The Fall 2012 semester's nearly at its end. Today is "reading day," so things are a bit quiet over here in the Honors Program offices. So far I've spent the morning reading over my HON 179 students' latest daybook writings, including their illustrations of their personal writing processes (more on those in a minute), their lists of characteristics of a liberal arts education, their reflections on the lasts couple of chapters of Ong's Orality and literacy, and their "final thoughts" for the term.
These final thoughts are surprising ones. Quiet as many of the students are (it's one of those classes where I've had to say, not infrequently, "anyone not named 'X,' 'Y,' or 'Z,' please chime in!"), it's been hard for me to judge just how they've felt about our readings, our conversations, our world cafés (more about those in a moment, too). Overwhelmingly, though, the final thoughts suggest solid engagement, satisfaction with the way the course has gone, and great strides in learning and self-awareness. I'm gratified!

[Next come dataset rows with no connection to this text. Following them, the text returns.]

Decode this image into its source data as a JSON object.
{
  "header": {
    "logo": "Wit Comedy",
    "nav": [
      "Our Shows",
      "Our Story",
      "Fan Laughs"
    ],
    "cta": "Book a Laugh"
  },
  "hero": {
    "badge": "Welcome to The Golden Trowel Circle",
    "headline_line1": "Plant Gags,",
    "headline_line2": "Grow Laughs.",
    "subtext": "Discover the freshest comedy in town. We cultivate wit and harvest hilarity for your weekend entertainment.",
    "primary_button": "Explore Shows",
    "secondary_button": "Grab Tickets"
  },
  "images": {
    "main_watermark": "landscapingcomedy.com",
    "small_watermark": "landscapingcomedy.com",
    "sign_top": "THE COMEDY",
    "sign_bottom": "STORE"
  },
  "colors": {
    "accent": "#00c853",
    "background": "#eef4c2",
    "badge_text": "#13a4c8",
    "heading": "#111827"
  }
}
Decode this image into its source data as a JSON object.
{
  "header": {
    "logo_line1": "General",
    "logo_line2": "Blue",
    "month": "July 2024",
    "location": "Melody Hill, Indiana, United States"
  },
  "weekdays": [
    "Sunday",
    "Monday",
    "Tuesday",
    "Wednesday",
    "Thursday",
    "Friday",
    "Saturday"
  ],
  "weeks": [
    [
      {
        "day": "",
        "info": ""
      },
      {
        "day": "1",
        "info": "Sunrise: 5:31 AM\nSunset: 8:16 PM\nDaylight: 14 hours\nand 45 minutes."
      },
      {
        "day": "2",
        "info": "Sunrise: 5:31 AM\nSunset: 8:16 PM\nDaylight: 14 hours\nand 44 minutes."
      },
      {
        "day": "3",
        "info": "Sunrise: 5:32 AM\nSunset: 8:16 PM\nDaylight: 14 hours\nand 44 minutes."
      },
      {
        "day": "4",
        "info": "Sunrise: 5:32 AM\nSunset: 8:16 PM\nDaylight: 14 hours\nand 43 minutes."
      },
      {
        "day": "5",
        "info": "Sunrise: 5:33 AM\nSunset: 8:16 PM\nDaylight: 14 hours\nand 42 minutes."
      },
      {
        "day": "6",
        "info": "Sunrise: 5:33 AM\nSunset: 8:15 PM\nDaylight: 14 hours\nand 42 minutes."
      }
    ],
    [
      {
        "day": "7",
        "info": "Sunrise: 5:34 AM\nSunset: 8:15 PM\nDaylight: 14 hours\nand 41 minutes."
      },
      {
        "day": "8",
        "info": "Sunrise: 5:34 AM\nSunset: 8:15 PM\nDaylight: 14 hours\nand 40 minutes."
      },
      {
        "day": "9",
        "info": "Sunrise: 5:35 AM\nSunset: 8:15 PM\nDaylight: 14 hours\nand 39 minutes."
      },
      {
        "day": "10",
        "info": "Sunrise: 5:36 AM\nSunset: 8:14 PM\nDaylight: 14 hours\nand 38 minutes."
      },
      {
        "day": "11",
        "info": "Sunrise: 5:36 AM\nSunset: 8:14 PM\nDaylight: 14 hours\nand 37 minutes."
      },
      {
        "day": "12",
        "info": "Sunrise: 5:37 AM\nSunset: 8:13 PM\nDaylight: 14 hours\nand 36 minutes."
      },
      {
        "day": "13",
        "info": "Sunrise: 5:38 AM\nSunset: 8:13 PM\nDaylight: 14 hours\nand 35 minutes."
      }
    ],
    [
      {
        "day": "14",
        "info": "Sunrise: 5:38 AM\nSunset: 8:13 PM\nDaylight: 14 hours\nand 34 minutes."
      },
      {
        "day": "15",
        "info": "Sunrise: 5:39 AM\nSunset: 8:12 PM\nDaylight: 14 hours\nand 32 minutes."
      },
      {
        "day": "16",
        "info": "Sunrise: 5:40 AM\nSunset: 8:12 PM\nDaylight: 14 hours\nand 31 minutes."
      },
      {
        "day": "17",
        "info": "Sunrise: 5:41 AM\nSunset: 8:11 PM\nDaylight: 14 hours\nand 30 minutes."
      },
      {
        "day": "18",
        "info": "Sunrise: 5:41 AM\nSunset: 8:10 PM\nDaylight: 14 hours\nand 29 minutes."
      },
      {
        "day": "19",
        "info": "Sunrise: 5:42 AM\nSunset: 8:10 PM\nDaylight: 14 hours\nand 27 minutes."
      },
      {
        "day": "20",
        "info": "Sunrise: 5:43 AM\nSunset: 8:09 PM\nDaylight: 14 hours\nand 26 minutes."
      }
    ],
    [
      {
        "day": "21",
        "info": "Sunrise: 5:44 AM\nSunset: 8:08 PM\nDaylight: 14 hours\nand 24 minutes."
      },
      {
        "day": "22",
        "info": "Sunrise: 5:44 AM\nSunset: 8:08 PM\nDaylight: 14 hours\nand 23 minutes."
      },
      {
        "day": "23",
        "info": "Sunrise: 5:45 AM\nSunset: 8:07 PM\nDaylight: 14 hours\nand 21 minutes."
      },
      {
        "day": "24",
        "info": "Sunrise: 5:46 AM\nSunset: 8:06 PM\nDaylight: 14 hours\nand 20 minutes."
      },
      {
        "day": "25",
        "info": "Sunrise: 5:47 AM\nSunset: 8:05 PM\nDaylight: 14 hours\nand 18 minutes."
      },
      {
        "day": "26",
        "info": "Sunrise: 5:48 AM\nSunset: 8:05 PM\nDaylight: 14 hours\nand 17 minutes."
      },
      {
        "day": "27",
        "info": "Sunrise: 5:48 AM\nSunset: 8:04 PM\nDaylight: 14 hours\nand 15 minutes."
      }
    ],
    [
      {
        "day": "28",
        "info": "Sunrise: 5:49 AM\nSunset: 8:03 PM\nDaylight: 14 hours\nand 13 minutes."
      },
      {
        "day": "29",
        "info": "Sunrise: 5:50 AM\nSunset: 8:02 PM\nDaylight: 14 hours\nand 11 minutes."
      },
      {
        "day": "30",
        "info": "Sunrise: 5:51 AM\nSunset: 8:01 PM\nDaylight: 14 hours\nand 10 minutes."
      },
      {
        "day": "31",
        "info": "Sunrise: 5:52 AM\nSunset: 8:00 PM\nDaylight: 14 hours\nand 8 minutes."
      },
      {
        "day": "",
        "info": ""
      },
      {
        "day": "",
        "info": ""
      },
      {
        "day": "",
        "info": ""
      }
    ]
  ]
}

About those process drawings: Libby, one of my awesome colleagues at East Carolina University, introduced me to this activity a couple of years ago when I went to ECU to take part in the "WACademy" faculty development series she's been running down there for a few years. Respondents are asked to draw their writing processes in pictures: what is it they do when they set themselves up for a major writing project? What's the next step, the next, the next, and the last (if a last step really exists)? (Incidentally, Libby's also the one who first turned me onto daybooks. Many thanks, Libby!)
I loved my students' responses to this in-class activity! Of course, they are Honors students, so they're bright and inventive and yadda yadda yadda, but wow! were these process drawings incredible. Some were little more than sketches with sparsely-drawn stick figures, heavily annotated with explanatory text (including "Cheez Its," "brain," and "blank document"). Others were highly elaborated cartoons of world-making wordsmithery. Some students offered strongly constrained step-by-step processes, and others were more amorphous, one "step" blending into another seamlessly. The variety was fantastic. I hope to gain some of the students' permission to repost their work here.
About those world cafés: I've been involved in a few of these events in the past and have always gotten a lot out of them (enlightenment, amusement, and new friendships), but until this term I'd yet to use them in class. However, I ran two in HON 179 this term (the first on truth and proof, the second on the nature of a liberal arts education), and both seemed to go well. In particular, the conversations the two generated were more open and robust than those occurring in any other class meeting. The world café format got the students' juices flowing. I'm definitely going to use the method in all future classes (math classes included!).
For now, I'm going to get a start on reading the final drafts of the HON 179 students' research papers. Writing on the roots of Ebonics, the benefits of restorative justice, the parallels between epic heroes and comic book superheroes, and many more topics, these papers have proven fascinating.